The International Federation of the Phonographic Industry expressed hope for new music downloading services to replace Pirate Bay.

"This is a very interesting signal to the entrepreneurs who are about to launch better services that are legal so the consumers can get even better alternative," Ludvig Werner, chairman of IPFI Sweden, told Swedish Public Radio SR.

The Pirate Party political group--which has been supporting Pirate Bay and thus has gained popularity among the large number of file sharers in Sweden--also sees the verdict as an opportunity. The verdict is the "ticket to get elected to European parliament" in June, the Pirate Party said in a press release.

An estimated one in 10 people in the Nordic country engaged in file sharing last year.

The Antipiracy Agency, an organization based in Sweden that's supported by a consortium of film and game organizations to fight Internet piracy, welcomed the verdict and wants the authorities to finally act on the Pirate Bay site, which for the moment is still up and running.

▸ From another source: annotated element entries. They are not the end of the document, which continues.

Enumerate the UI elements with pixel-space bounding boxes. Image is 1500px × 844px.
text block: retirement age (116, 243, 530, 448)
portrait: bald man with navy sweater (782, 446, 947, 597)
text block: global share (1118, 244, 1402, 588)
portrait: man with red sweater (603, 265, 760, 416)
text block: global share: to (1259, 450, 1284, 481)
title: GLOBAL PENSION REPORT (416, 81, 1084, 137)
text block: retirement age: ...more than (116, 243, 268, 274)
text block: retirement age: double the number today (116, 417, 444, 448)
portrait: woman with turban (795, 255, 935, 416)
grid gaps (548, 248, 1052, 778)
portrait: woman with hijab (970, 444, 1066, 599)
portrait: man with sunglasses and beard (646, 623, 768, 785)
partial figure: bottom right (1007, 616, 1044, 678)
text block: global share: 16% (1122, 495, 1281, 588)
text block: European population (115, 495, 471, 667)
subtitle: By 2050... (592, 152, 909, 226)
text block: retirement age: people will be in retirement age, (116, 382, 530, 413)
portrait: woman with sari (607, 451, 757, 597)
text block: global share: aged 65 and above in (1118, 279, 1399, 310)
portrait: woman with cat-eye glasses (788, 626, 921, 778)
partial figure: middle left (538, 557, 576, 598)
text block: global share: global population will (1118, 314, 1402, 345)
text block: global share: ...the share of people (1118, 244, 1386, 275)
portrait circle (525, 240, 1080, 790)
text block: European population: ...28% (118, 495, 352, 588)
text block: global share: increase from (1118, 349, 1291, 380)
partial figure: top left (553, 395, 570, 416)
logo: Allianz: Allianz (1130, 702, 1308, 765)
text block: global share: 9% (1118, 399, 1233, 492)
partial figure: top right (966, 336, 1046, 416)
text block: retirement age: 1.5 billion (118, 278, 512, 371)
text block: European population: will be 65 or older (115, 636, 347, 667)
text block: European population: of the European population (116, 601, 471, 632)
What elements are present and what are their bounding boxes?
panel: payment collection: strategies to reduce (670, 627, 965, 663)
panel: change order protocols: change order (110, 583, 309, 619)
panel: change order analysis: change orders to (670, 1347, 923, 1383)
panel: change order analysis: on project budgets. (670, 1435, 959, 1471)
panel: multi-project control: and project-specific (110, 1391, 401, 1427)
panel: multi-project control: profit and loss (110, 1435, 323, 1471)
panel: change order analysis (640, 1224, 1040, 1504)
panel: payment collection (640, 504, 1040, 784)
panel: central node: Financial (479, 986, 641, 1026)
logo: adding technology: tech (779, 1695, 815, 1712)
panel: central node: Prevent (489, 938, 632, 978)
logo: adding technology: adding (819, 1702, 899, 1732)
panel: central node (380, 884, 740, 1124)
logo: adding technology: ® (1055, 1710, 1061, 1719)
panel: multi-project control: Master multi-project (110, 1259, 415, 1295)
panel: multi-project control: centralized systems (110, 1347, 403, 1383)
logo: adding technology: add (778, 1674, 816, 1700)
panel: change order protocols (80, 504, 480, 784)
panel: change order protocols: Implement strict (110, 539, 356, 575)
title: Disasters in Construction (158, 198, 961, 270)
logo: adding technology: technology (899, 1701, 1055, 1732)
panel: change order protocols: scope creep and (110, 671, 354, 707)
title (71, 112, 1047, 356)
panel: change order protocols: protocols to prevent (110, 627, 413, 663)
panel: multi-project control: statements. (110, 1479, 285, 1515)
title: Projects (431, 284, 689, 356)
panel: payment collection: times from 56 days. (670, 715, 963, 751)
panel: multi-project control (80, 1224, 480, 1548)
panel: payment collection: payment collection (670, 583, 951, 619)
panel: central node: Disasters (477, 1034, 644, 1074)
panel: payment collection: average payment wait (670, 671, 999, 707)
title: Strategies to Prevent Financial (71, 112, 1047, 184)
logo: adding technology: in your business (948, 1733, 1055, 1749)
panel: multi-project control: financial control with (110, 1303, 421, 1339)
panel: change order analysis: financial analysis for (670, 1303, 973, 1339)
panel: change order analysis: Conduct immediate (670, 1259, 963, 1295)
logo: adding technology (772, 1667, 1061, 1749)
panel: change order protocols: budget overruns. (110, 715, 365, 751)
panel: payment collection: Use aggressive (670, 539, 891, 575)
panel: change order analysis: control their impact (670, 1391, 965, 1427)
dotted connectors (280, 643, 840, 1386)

"Now it is an urgent matter for the authorities to act on Pirate Bay's illegal activities," Henrik Pontén, a lawyer at the Antipiracy Agency, said in a press statement after the verdict. "Today's verdict clarifies the legal position."

  

This is a homework assignment, part of your grade is using full sentences, full words and good grammar,
you are not texting me. Again part of your grade is based on using good writing skills!
Name-
1.What is the crew from the Pirate Bay accused of doing and what will be their sentence/penalty?

2. What is the Pirate Bay? What do they do here?
 
3. In your own words explain what a BitTorrent is and how it works.

4. Why are the copyright holders cheering on this verdict?

5. Explain how pirating music could essentially hurt the music.

6. Is this fight over? What are your feelings on this article and the idea of file sharing?